Historically, PUCs have not been exceptionally skilled traders as monopoly buyers. The major argument for restructuring was the inefficiency of the utility business. Since the PUC buying practices, in essence, allowed this inefficiency what leads us to believe they will do better the second time around?
The risk tolerance issues is even more troubling. The PUC, as a political entity, has an extremely skewed risk tolerance - failure of reliability has an enormously greater negative impact than the positive impact of slightly lower rates for a perfectly tuned system. Therefore, it is highly likely the PUC will over pay for reliability to avoid any potential for negative impacts.
The "non-core" issue arises because -as a political matter - the state will be unwilling to shut of economic consumers if the power resources fail to materialize. Therefore, the core customers will become more and more central to the demand pull and will share the benefits with non-core customers in times of slight shortages yet the non-cores will get much of the benefit of those expenditures without the burden in times of over supply. In essence, they get a "free ride" on the obligation the core customer have to create a "demand pull".

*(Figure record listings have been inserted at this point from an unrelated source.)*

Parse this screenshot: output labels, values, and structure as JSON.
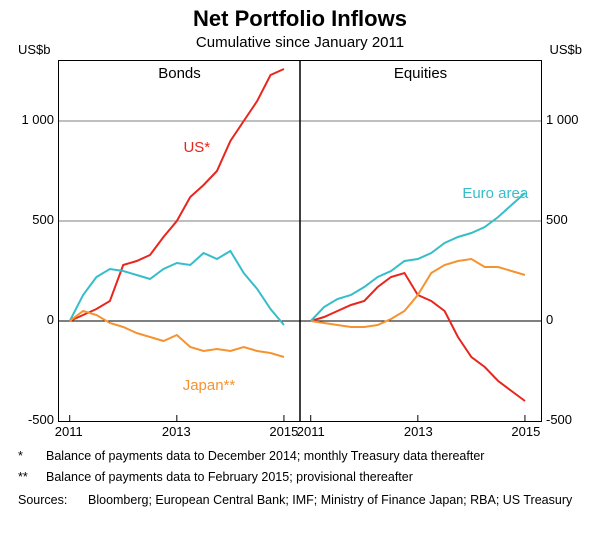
{
  "title": "Net Portfolio Inflows",
  "subtitle": "Cumulative since January 2011",
  "y_axis_unit": "US$b",
  "ylim": [
    -500,
    1300
  ],
  "yticks": [
    -500,
    0,
    500,
    1000
  ],
  "x_range": [
    2010.8,
    2015.3
  ],
  "xticks": [
    2011,
    2013,
    2015
  ],
  "panels": {
    "left": {
      "label": "Bonds",
      "series_labels": {
        "us": "US*",
        "japan": "Japan**"
      }
    },
    "right": {
      "label": "Equities",
      "series_labels": {
        "euro": "Euro area"
      }
    }
  },
  "colors": {
    "us": "#e8261d",
    "euro": "#36bdc9",
    "japan": "#f59331",
    "grid": "#000000",
    "background": "#ffffff"
  },
  "line_width": 2,
  "series": {
    "bonds": {
      "us": {
        "x": [
          2011.0,
          2011.25,
          2011.5,
          2011.75,
          2012.0,
          2012.25,
          2012.5,
          2012.75,
          2013.0,
          2013.25,
          2013.5,
          2013.75,
          2014.0,
          2014.25,
          2014.5,
          2014.75,
          2015.0
        ],
        "y": [
          0,
          30,
          60,
          100,
          280,
          300,
          330,
          420,
          500,
          620,
          680,
          750,
          900,
          1000,
          1100,
          1230,
          1260
        ]
      },
      "euro": {
        "x": [
          2011.0,
          2011.25,
          2011.5,
          2011.75,
          2012.0,
          2012.25,
          2012.5,
          2012.75,
          2013.0,
          2013.25,
          2013.5,
          2013.75,
          2014.0,
          2014.25,
          2014.5,
          2014.75,
          2015.0
        ],
        "y": [
          0,
          130,
          220,
          260,
          250,
          230,
          210,
          260,
          290,
          280,
          340,
          310,
          350,
          240,
          160,
          60,
          -20
        ]
      },
      "japan": {
        "x": [
          2011.0,
          2011.25,
          2011.5,
          2011.75,
          2012.0,
          2012.25,
          2012.5,
          2012.75,
          2013.0,
          2013.25,
          2013.5,
          2013.75,
          2014.0,
          2014.25,
          2014.5,
          2014.75,
          2015.0
        ],
        "y": [
          0,
          50,
          30,
          -10,
          -30,
          -60,
          -80,
          -100,
          -70,
          -130,
          -150,
          -140,
          -150,
          -130,
          -150,
          -160,
          -180
        ]
      }
    },
    "equities": {
      "us": {
        "x": [
          2011.0,
          2011.25,
          2011.5,
          2011.75,
          2012.0,
          2012.25,
          2012.5,
          2012.75,
          2013.0,
          2013.25,
          2013.5,
          2013.75,
          2014.0,
          2014.25,
          2014.5,
          2014.75,
          2015.0
        ],
        "y": [
          0,
          20,
          50,
          80,
          100,
          170,
          220,
          240,
          130,
          100,
          50,
          -80,
          -180,
          -230,
          -300,
          -350,
          -400
        ]
      },
      "euro": {
        "x": [
          2011.0,
          2011.25,
          2011.5,
          2011.75,
          2012.0,
          2012.25,
          2012.5,
          2012.75,
          2013.0,
          2013.25,
          2013.5,
          2013.75,
          2014.0,
          2014.25,
          2014.5,
          2014.75,
          2015.0
        ],
        "y": [
          0,
          70,
          110,
          130,
          170,
          220,
          250,
          300,
          310,
          340,
          390,
          420,
          440,
          470,
          520,
          580,
          640
        ]
      },
      "japan": {
        "x": [
          2011.0,
          2011.25,
          2011.5,
          2011.75,
          2012.0,
          2012.25,
          2012.5,
          2012.75,
          2013.0,
          2013.25,
          2013.5,
          2013.75,
          2014.0,
          2014.25,
          2014.5,
          2014.75,
          2015.0
        ],
        "y": [
          0,
          -10,
          -20,
          -30,
          -30,
          -20,
          10,
          50,
          130,
          240,
          280,
          300,
          310,
          270,
          270,
          250,
          230
        ]
      }
    }
  },
  "footnotes": {
    "f1_mark": "*",
    "f1_text": "Balance of payments data to December 2014; monthly Treasury data thereafter",
    "f2_mark": "**",
    "f2_text": "Balance of payments data to February 2015; provisional thereafter"
  },
  "sources_label": "Sources:",
  "sources_text": "Bloomberg; European Central Bank; IMF; Ministry of Finance Japan; RBA; US Treasury"
}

A perfect case in point is the pricing structures for renewable power. The PUC should allow the utilities to purchase lowest cost power on the open market. The core customers are likely to be obligated to buy renewable power under the PUC actions. It is unlikely the non-cores will buy above market power from renewables. It would be better if the state wishes - as a public policy - to encourage renewable power as a resource to provide a direct subsidy to reduce renewable power to the same price as open market power. In that manner, the rate payers do not underwrite a political decision. Just my opinion.
TERRY MEYER 7.2.03
Good analysis, new to me.
When it comes time to pull the plug on non-core customers, just how do we keep them from switching to "core" status?
Thomas Lord 7.3.03
The "free rider"problem is one I had to address designing an open market structure for wholesale power fro the World Bank in Colombia. The reality is that the movement of customers and, even more complicating, the potential for customers to move out of the service territory or go out of businees. That is one reason I prefer the PJM "interchange" model for energy delivery. It would - if anyone ever took the intellectual leap - allow the PUC to completely separate the process of devliering energy from the process of pricing energy. This would allow the separation of the engineering of the system from the risk management of the system. At that point, "core" versus" non-core" is irrelevant, the distinction would be "system managed" or "self managed" for pricing.